The Music Room
In Marcella McNeill’s family, they were always rehearsing: her father, an actor, her mother an aspiring opera singer, her grandmother, a renowned violinist. In the summer of 1969, eleven year old Marcella and her little sister Rose-Renee become detritus in their parents’ nasty divorce. The girls are sent to live with their enigmatic grandmother, Gloria Denham. Endlessly playing her Stradivarius in the music room with its teak floors and unparalleled acoustics, Gloria’s routines and standards are inflexible. As long as Gloria remains undisturbed, the girls are free to explore the decaying Denham mansion and the beautiful Brandywine countryside surrounding.
Within weeks of their arrival Marcella and Rose-Renee come under the influence of a neighbor, the athletic, relentlessly cheerful Mrs. Dorothea Jones. Dorothea convinces Gloria to allow the girls to be home-schooled with her sickly son, Rodney.

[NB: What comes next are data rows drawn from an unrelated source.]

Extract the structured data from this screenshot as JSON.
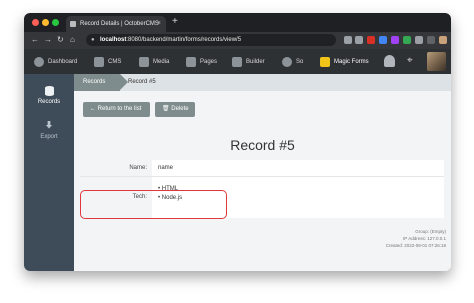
{
  "browser": {
    "tab_title": "Record Details | OctoberCMS",
    "tab_close": "×",
    "new_tab": "+",
    "url_host": "localhost",
    "url_path": ":8080/backend/martin/forms/records/view/5"
  },
  "topnav": {
    "items": [
      {
        "label": "Dashboard"
      },
      {
        "label": "CMS"
      },
      {
        "label": "Media"
      },
      {
        "label": "Pages"
      },
      {
        "label": "Builder"
      },
      {
        "label": "So"
      },
      {
        "label": "Magic Forms"
      }
    ]
  },
  "sidebar": {
    "items": [
      {
        "label": "Records"
      },
      {
        "label": "Export"
      }
    ]
  },
  "breadcrumb": {
    "parent": "Records",
    "current": "Record #5"
  },
  "toolbar": {
    "back_label": "Return to the list",
    "delete_label": "Delete"
  },
  "record": {
    "title": "Record #5",
    "fields": [
      {
        "label": "Name:",
        "value": "name"
      },
      {
        "label": "Tech:",
        "values": [
          "HTML",
          "Node.js"
        ]
      }
    ],
    "meta": {
      "group": "Group: (Empty)",
      "ip": "IP Address: 127.0.0.1",
      "created": "Created: 2022-08-01 07:26:18"
    }
  },
  "colors": {
    "topnav_bg": "#2d3134",
    "sidebar_bg": "#3e4c59",
    "button_bg": "#7f8c8d",
    "highlight": "#e2383c",
    "magic_forms_accent": "#f0c419"
  }
}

What Dorothea lacks in teaching skills, she makes up in inspiration, and affection. Dorothea sees beyond the McNeill sisters’ unpleasant assortment of childish woes, scabby knees, dirty hair, snotty noses, bad manners, and adult teeth too big for their mouths. She recognizes that the robust, precocious, winsome Marcella and her surly sister Rose-Renee have a vast, unmet need to be loved. She encourages Marcella’s musical abilities, and against received wisdom, refuses to believe that the sullen, uncommunicative Rose-Renee is retarded.

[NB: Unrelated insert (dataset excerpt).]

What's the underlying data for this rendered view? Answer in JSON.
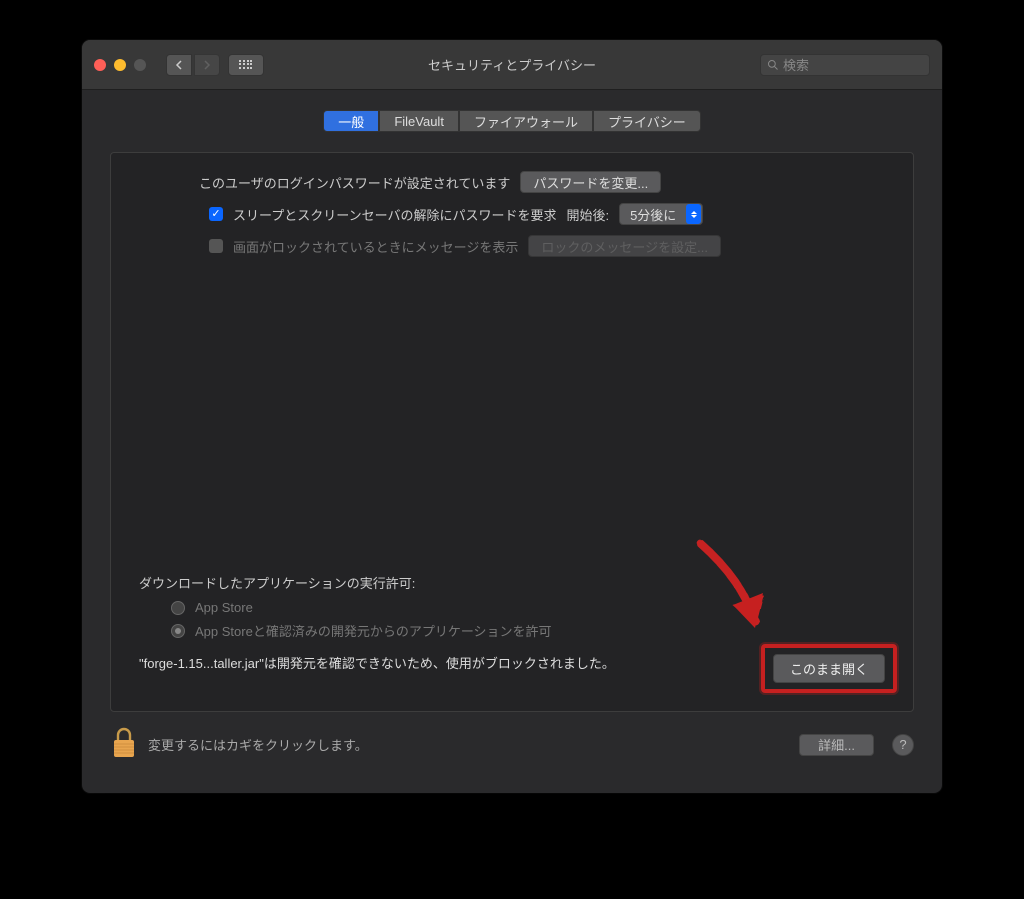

That fall, Gloria’s wayward daughter Linda returns home with a drawling, Arkansas boyfriend in tow. The struggles between mother and daughter—Gloria angry that Linda has abused and denied her gifts, Linda attacking her mother’s musical delusions—create a storm of clashing egos. Everyone around them must walk on eggshells which crack and splinter while the gooey innards of family betrayals spill everywhere.
For all these people, this one year will prove life-altering. Nothing will ever be the same.

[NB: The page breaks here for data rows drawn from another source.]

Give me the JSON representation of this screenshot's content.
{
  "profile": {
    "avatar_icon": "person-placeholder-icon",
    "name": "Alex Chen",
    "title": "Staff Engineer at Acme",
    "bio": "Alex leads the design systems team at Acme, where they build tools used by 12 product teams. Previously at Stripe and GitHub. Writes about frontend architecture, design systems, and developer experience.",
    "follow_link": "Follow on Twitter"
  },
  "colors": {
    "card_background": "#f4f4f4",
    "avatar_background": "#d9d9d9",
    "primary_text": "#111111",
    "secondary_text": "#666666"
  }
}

Perhaps childhood is the rehearsal for adulthood, rehearsal in reverse: a short preparation for the long performance ahead. When childhood ends, ready or not, you’re thrust into the adult world to perform, to gratify and validate all those who continue to wield power with unequal measures of guilt and praise.
The Music Room is a novel of arrogance and artistry, of sacrifice and negligence, of delusion and conviction, of interminable rehearsal and profound performance. It is a story of love muddied with need, expedience, opportunism—as love always is.